Honesty doesn’t mean blatantly hurting your spouse.
When they taught us the saying “sticks and stones will break your bones but words may never hurt you” as children, they lied.
Whether you’re as tough as they come or like things straight the point, words hurt.
If your spouse gets hurt easily have a little tact and try your best to find a way to be honest without hurting them.
This may mean that you have to talk at a later time. It’s okay to say that you need to think about something before giving a reply.
Honesty takes both spouses.
As children we had a blast riding the see saw. But it was only fun if two people were riding it. (Remember how you’d get stuck on the ground if you were on it by yourself?)

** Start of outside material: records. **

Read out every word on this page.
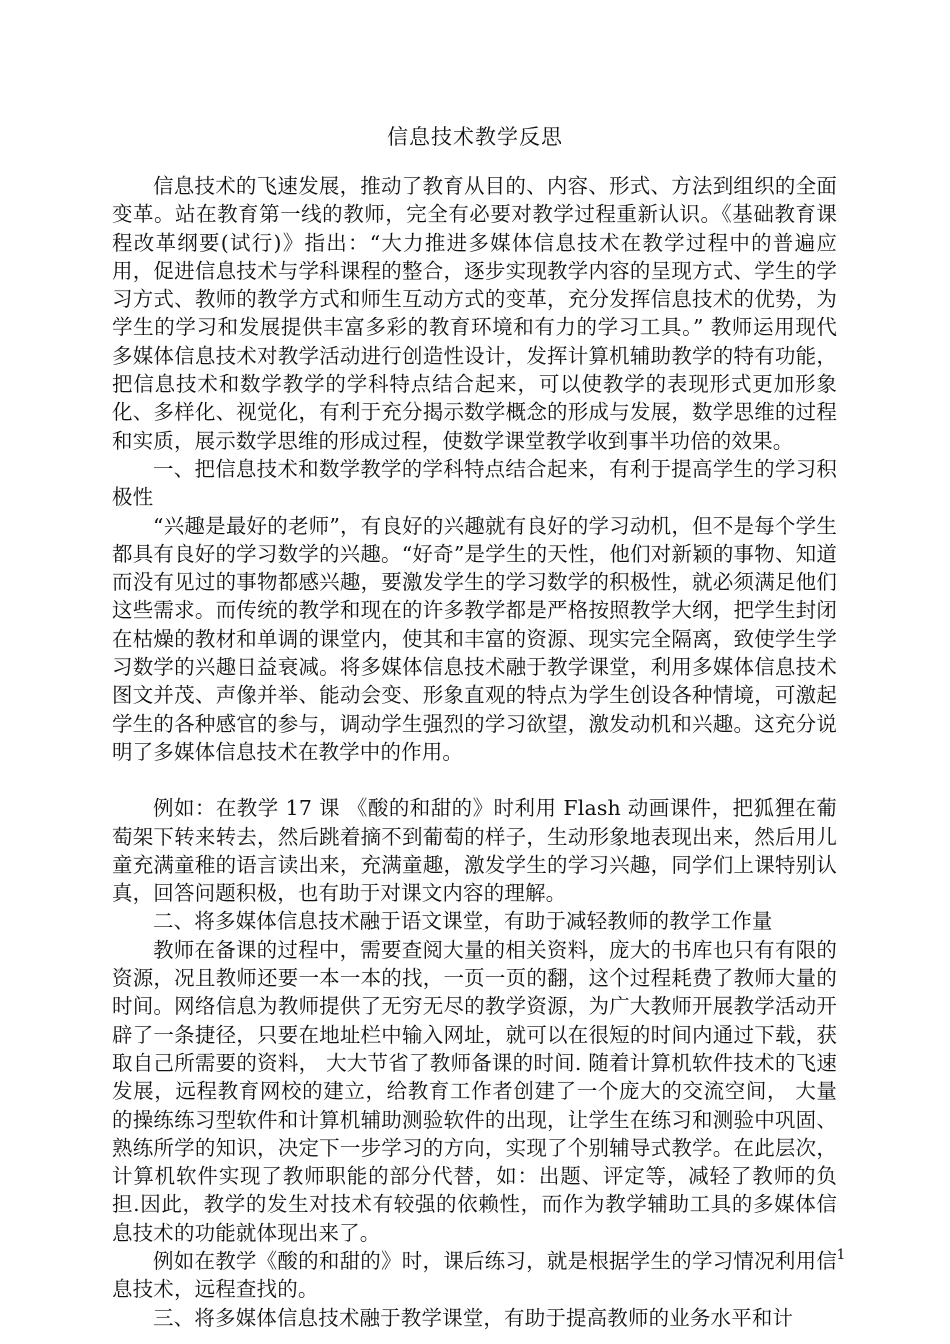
信息技术教学反思

信息技术的飞速发展，推动了教育从目的、内容、形式、方法到组织的全面变革。站在教育第一线的教师，完全有必要对教学过程重新认识。《基础教育课程改革纲要(试行)》指出：“大力推进多媒体信息技术在教学过程中的普遍应用，促进信息技术与学科课程的整合，逐步实现教学内容的呈现方式、学生的学习方式、教师的教学方式和师生互动方式的变革，充分发挥信息技术的优势，为学生的学习和发展提供丰富多彩的教育环境和有力的学习工具。” 教师运用现代多媒体信息技术对教学活动进行创造性设计，发挥计算机辅助教学的特有功能，把信息技术和数学教学的学科特点结合起来，可以使教学的表现形式更加形象化、多样化、视觉化，有利于充分揭示数学概念的形成与发展，数学思维的过程和实质，展示数学思维的形成过程，使数学课堂教学收到事半功倍的效果。

一、把信息技术和数学教学的学科特点结合起来，有利于提高学生的学习积极性

“兴趣是最好的老师”，有良好的兴趣就有良好的学习动机，但不是每个学生都具有良好的学习数学的兴趣。“好奇”是学生的天性，他们对新颖的事物、知道而没有见过的事物都感兴趣，要激发学生的学习数学的积极性，就必须满足他们这些需求。而传统的教学和现在的许多教学都是严格按照教学大纲，把学生封闭在枯燥的教材和单调的课堂内，使其和丰富的资源、现实完全隔离，致使学生学习数学的兴趣日益衰减。将多媒体信息技术融于教学课堂，利用多媒体信息技术图文并茂、声像并举、能动会变、形象直观的特点为学生创设各种情境，可激起学生的各种感官的参与，调动学生强烈的学习欲望，激发动机和兴趣。这充分说明了多媒体信息技术在教学中的作用。

例如：在教学 17 课 《酸的和甜的》时利用 Flash 动画课件，把狐狸在葡萄架下转来转去，然后跳着摘不到葡萄的样子，生动形象地表现出来，然后用儿童充满童稚的语言读出来，充满童趣，激发学生的学习兴趣，同学们上课特别认真，回答问题积极，也有助于对课文内容的理解。

二、将多媒体信息技术融于语文课堂，有助于减轻教师的教学工作量

教师在备课的过程中，需要查阅大量的相关资料，庞大的书库也只有有限的资源，况且教师还要一本一本的找，一页一页的翻，这个过程耗费了教师大量的时间。网络信息为教师提供了无穷无尽的教学资源，为广大教师开展教学活动开辟了一条捷径，只要在地址栏中输入网址，就可以在很短的时间内通过下载，获取自己所需要的资料， 大大节省了教师备课的时间. 随着计算机软件技术的飞速发展，远程教育网校的建立，给教育工作者创建了一个庞大的交流空间， 大量的操练练习型软件和计算机辅助测验软件的出现，让学生在练习和测验中巩固、熟练所学的知识，决定下一步学习的方向，实现了个别辅导式教学。在此层次，计算机软件实现了教师职能的部分代替，如：出题、评定等，减轻了教师的负担.因此，教学的发生对技术有较强的依赖性，而作为教学辅助工具的多媒体信息技术的功能就体现出来了。

例如在教学《酸的和甜的》时，课后练习，就是根据学生的学习情况利用信息技术，远程查找的。

三、将多媒体信息技术融于教学课堂，有助于提高教师的业务水平和计

1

Honesty in marriage is just like a see saw – it takes both spouses.
If both spouses aren’t being honest with each other, it’s not going to work. The spouse that’s trying to be honest is going to get frustrated and end up “on the ground.”
If you find yourself frustrated, talk with your spouse and share how you’d like to be honest with each other.
Create an honesty code.
Let’s face it ladies, we ask our husbands some super stupid questions. (Or, maybe I’m the only person who does this.) These bait and switch questions put the man we love in a difficult spot.
Trent is such a wise man and has come up with a great answer when I ask the bait and switch questions. He’ll say, “There’s not a right answer to that question.”
He’s totally right because either way he answers I’m going to be upset.
Find a “code” that works for your marriage – you’ll be glad you did!
Honesty creates a healthy relationship.
Like many of you, we have walked through some very hard times together. Knowing that I can come to Trent with whatever I’m thinking or feeling and have an open and honest conversation with him is so freeing.
When you get in the habit of being honest with each other your marriage will grow and thrive. You’ll see a healthy relationship spring up! Notice I didn’t say a perfect marriage, but a healthy marriage!
Now it’s your turn. What are your tips for being honest in marriage?